Manchester City’s captain Toure — who is from Ivory Coast — claimed he was the target of racist chanting during his club’s 2-1 win in Moscow on October 23.
Toure described as “unbelievable and very, very sad” the monkey chants reportedly directed at him by CSKA fans during the game in the Russian capital.
Toure, who speaks some Russian after playing two seasons with Ukraine’s Metalurg Donetsk, was adamant that the chanting in the 18,636-seat stadium was directed specifically at him.
But the Moscow club’s general director Roman Babayev claimed to have heard nothing offensive coming from the terraces.
Russian Sports Minister Vitaly Mutko told AFP on Saturday that it was up to UEFA to prove the charges before handing out punishment, but that any sanctions levelled against the club would be accepted if there was evidence.
Besides opening a disciplinary inquiry, UEFA are also examining why the governing body’s guidelines on dealing with racism were not followed.
UEFA president Michel Platini, who has made the fight against racism in the game a major priority, wants to know why the referee allowed play to continue.
Under UEFA’s anti-racism protocol, in the event of racist chants from fans, the referee should halt the match and issue a call over the public address system for the chants to stop.
If the chanting persists, the referee is meant to suspend the game and take the players off the field before making a second announcement.

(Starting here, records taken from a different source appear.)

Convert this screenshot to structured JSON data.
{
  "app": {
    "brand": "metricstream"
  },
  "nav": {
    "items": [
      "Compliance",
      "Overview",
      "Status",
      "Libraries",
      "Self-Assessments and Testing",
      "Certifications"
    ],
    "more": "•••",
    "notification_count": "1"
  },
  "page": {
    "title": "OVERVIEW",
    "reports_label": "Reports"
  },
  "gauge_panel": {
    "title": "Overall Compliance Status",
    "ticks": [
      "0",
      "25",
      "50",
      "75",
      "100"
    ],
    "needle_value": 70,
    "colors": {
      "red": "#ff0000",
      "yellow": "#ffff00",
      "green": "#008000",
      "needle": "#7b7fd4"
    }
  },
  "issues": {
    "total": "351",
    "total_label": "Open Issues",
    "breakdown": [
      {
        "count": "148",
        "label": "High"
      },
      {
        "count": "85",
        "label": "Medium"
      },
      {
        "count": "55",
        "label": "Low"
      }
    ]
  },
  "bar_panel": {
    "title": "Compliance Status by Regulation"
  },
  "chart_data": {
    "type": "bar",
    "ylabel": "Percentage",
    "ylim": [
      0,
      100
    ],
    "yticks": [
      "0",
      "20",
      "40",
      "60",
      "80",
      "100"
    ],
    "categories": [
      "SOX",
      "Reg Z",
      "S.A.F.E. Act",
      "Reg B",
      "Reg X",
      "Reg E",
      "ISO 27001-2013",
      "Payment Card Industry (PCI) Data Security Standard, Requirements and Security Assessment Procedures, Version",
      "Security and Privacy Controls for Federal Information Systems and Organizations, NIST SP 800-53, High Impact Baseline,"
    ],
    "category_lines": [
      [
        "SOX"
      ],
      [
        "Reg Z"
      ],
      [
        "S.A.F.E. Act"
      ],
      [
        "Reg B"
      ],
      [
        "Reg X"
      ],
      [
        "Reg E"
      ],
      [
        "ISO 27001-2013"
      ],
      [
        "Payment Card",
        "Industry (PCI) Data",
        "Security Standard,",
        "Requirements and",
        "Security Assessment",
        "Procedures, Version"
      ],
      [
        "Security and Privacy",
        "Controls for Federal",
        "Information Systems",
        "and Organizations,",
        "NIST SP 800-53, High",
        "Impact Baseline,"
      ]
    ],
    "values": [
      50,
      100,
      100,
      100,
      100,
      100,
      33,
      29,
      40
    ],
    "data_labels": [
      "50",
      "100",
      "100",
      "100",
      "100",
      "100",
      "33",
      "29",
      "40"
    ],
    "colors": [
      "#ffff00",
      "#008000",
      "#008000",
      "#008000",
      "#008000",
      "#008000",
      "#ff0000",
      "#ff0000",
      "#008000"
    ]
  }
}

If the chanting resumes once play is restarted, the game is supposed to be abandoned.
“All forms of racist behaviour are considered serious offences against the disciplinary regulations and are punished with the most severe sanctions,” UEFA said on Wednesday.
“Following the entry into force of the new disciplinary regulations on 1 June, the fight against racist conduct has been stepped up a level -– resulting in more severe sanctions to deter any such behaviour.”
Toure has said he does not exclude the possibility of black players boycotting the 2018 World Cup in Russia as a result of their treatment at the hands of Russian fans.